# Kung gayo'y may ginintuang puso...



## romelako

"Kung *gayo’y* may ginintuang puso, ha, Glenna? *Parang* si Robin Hood na nagnanakaw sa mayayaman para itulong sa mahihirap?"


Could I please get a translation of the text, as well as an explanation for the following *bolded* words and their usage?  Thanks in advanced.


----------



## DotterKat

"Kung *gayo’y* may ginintuang puso, ha, Glenna? *Parang* si Robin Hood na nagnanakaw sa mayayaman para itulong sa mahihirap?"

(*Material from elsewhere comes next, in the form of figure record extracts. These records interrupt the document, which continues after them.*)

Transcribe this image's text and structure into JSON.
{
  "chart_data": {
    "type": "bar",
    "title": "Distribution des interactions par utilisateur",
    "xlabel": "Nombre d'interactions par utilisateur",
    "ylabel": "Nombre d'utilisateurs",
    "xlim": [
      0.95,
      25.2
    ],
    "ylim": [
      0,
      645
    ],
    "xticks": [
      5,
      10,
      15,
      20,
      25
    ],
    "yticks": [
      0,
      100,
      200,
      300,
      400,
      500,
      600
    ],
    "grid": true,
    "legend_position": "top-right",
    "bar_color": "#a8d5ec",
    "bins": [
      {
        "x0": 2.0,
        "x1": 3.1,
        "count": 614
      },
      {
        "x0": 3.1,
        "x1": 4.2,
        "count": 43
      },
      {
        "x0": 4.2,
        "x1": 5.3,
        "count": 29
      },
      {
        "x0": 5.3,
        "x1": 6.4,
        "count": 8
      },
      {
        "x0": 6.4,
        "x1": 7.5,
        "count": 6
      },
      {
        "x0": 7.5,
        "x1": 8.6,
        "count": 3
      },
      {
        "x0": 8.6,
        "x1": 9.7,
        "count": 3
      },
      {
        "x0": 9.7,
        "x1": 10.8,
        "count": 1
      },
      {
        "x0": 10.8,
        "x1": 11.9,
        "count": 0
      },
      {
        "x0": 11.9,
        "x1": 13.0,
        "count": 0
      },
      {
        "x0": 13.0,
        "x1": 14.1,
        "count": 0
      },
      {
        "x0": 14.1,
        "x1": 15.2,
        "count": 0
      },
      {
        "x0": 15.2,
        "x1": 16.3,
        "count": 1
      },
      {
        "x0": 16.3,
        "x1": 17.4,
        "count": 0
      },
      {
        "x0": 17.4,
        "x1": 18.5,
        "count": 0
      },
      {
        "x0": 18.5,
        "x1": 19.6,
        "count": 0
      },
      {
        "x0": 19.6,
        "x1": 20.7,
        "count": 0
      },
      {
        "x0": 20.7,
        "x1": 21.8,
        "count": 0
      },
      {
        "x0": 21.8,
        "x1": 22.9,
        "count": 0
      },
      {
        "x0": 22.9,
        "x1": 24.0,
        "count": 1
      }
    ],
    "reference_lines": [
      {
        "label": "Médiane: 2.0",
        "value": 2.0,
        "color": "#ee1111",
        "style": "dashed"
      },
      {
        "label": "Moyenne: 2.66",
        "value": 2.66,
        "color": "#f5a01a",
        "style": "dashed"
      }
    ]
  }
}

The lines preceding this one are apparently talking about a person who has Robin Hood qualities. The text you have given continues with the thought:

(*Then *OR _*If that is the case, *_(he/she) has a golden (generous) heart, isn't that so, Glenna?  (He/she) is just like Robin Hood who robs the rich in order to help the poor.


"Kung gayo'y" (_*then*_) functions in the above text as a connecting adverb that relates the ideas expressed in the clause where it is found with the ideas in the clause immediately preceding it ---- that is why I pointed out the importance of the lines that come before the text you quoted.  The lines that come before must be talking about specific examples of how this person is generous to the less fortunate by (apparently) somehow taking advantage of the rich.


----------



## Pinoy Tsinoy

Could "gayo'y" be "kayo'y" instead?  In that case: If you (plural) have golden hearts, Glenna....


----------